I guess fraudsters never really go away, they just modify their schemes, so to speak.
The bubble years saw a profusion of con men and women luring buyers into crazy, built-to-self-destruct subprime mortgages.
Now there's a legion of meanies out there cashing in on the desperate hopes of struggling homeowners, claiming to have a team of attorneys ready to pull strings and that, lo and behold, that you have already been approved for a loan modification!
OK, well if it sounds too good to be true ...
A West Newbury man is among ten indicted Christmas week for their part allegedly running a boiler room operation that made millions off the backs of homeowners facing foreclosure. Here's a link to Inman News, where I spotted the story.
FHA All Day cheated thousands of homeowners across the country out of an estimated $7 million by promising to win mortgage modifications, only to take the money and run.

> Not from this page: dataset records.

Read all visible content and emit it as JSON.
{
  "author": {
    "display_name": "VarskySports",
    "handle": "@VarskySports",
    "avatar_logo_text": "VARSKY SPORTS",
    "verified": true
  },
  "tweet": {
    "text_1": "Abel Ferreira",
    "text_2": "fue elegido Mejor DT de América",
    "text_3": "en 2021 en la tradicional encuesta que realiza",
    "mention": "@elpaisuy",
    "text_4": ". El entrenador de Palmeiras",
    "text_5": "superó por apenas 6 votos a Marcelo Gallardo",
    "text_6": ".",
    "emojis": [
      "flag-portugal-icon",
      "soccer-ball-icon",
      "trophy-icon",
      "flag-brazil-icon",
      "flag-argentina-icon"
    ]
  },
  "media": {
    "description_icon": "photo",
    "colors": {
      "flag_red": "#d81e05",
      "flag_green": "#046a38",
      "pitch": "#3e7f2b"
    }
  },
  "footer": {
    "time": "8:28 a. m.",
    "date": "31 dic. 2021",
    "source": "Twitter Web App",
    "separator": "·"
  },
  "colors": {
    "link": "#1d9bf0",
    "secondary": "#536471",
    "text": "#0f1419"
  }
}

(Here's a case as well for the new consumer protection agency down in Washington. I mean why should any company be allowed to use a fed acronym like FHA? It would be like a butcher selling rotten mean under the name FDA Meats.)
Anyway, the Florida-based operation worked the phones from a large call center, undoubtedly helped by the official sounding name.

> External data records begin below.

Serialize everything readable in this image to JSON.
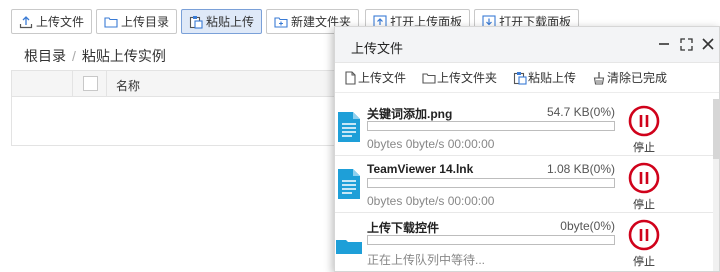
{
  "toolbar": {
    "upload_file": "上传文件",
    "upload_folder": "上传目录",
    "paste_upload": "粘贴上传",
    "new_folder": "新建文件夹",
    "open_upload_panel": "打开上传面板",
    "open_download_panel": "打开下载面板"
  },
  "breadcrumb": {
    "root": "根目录",
    "separator": "/",
    "current": "粘贴上传实例"
  },
  "grid": {
    "col_name": "名称"
  },
  "panel": {
    "title": "上传文件",
    "tools": {
      "upload_file": "上传文件",
      "upload_folder": "上传文件夹",
      "paste_upload": "粘贴上传",
      "clear_done": "清除已完成"
    },
    "items": [
      {
        "name": "关键词添加.png",
        "size": "54.7 KB(0%)",
        "progress": 0,
        "info": "0bytes 0byte/s 00:00:00",
        "stop": "停止",
        "icon": "file-icon"
      },
      {
        "name": "TeamViewer 14.lnk",
        "size": "1.08 KB(0%)",
        "progress": 0,
        "info": "0bytes 0byte/s 00:00:00",
        "stop": "停止",
        "icon": "file-icon"
      },
      {
        "name": "上传下载控件",
        "size": "0byte(0%)",
        "progress": 0,
        "info": "正在上传队列中等待...",
        "stop": "停止",
        "icon": "folder-icon"
      }
    ]
  },
  "colors": {
    "accent": "#1e9fd8",
    "stop": "#d0021b",
    "active_button_bg": "#dfe9f8"
  }
}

The fee for the phony services ranged from $2,000 to $2,500.
The alleged con artists include a former player for the Tampa Bay Buccaneers. I'm sorry, but what a loser.
The feds have also lowered the boom on a second group, based in Los Angeles.

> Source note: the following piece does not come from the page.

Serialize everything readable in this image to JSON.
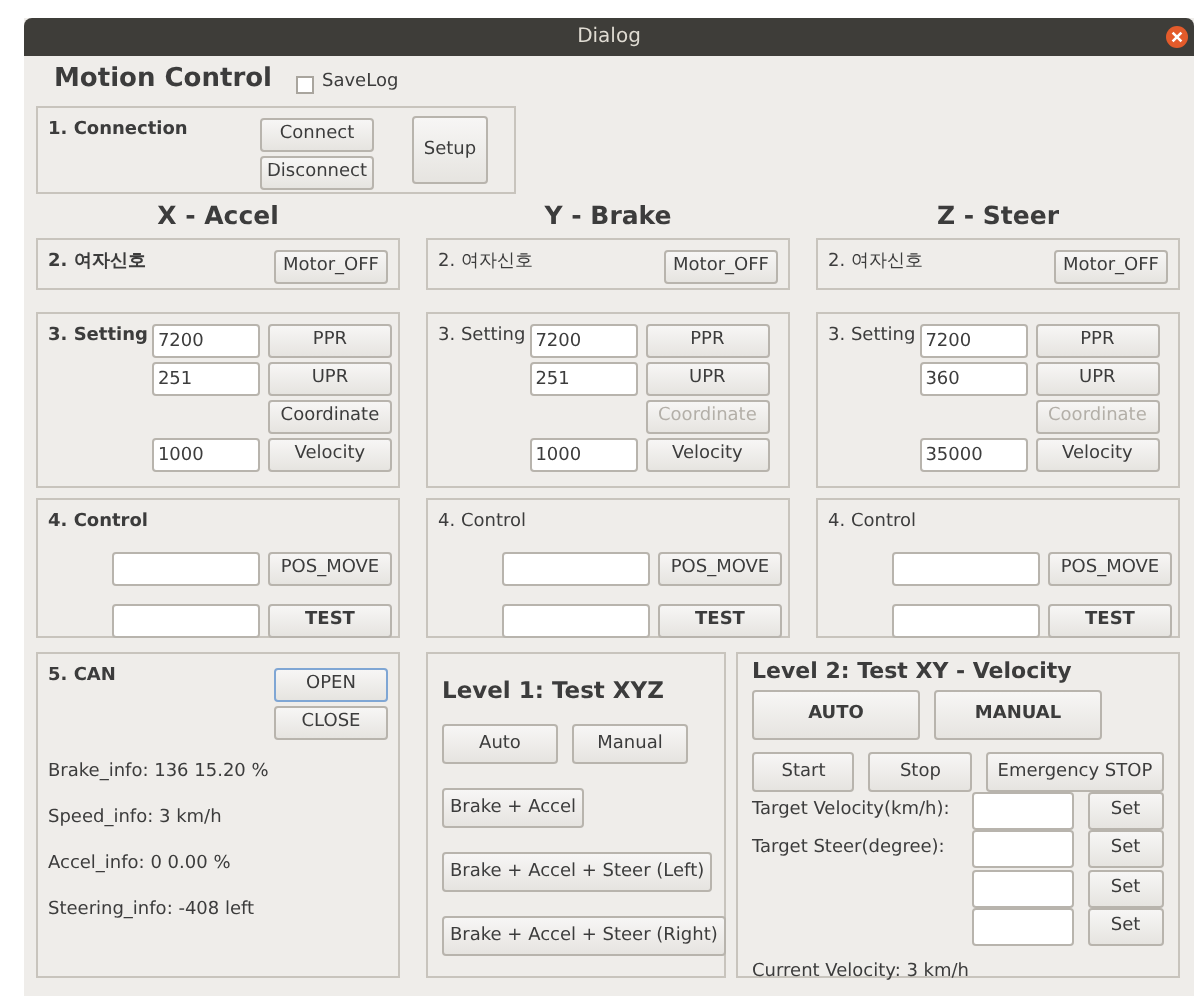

The Rodis Law Group and America's Law Group allegedly reaped $12 million through allegedly bogus loan modification schemes.
Here's part of the FBI's press statement on the case:
The Rodis Law Group, and its successor company, America's Law Group, allegedly advertised loan modification assistance on radio stations nationwide. According to the indictment, many of these radio advertisements featured Rodis' voice telling homeowners that a "team of experienced attorneys" who were "highly skilled in negotiating lower interest rates and even lowering your principal balance" would negotiate with mortgage lenders. Sales staff hired and trained by Farris and D'Antonio allegedly told interested homeowners that Rodis Law Group was "100 percent successful," "routinely lowered monthly payments," and obtained reduced principal balances. According to the indictment, once the defendants and their co-conspirators convinced homeowners to pay a fee of several thousand dollars, little to no effort was made to obtain loan modifications. After making their payments, homeowners who tried to get updates on the status of their cases were often unable to contact anyone at either company.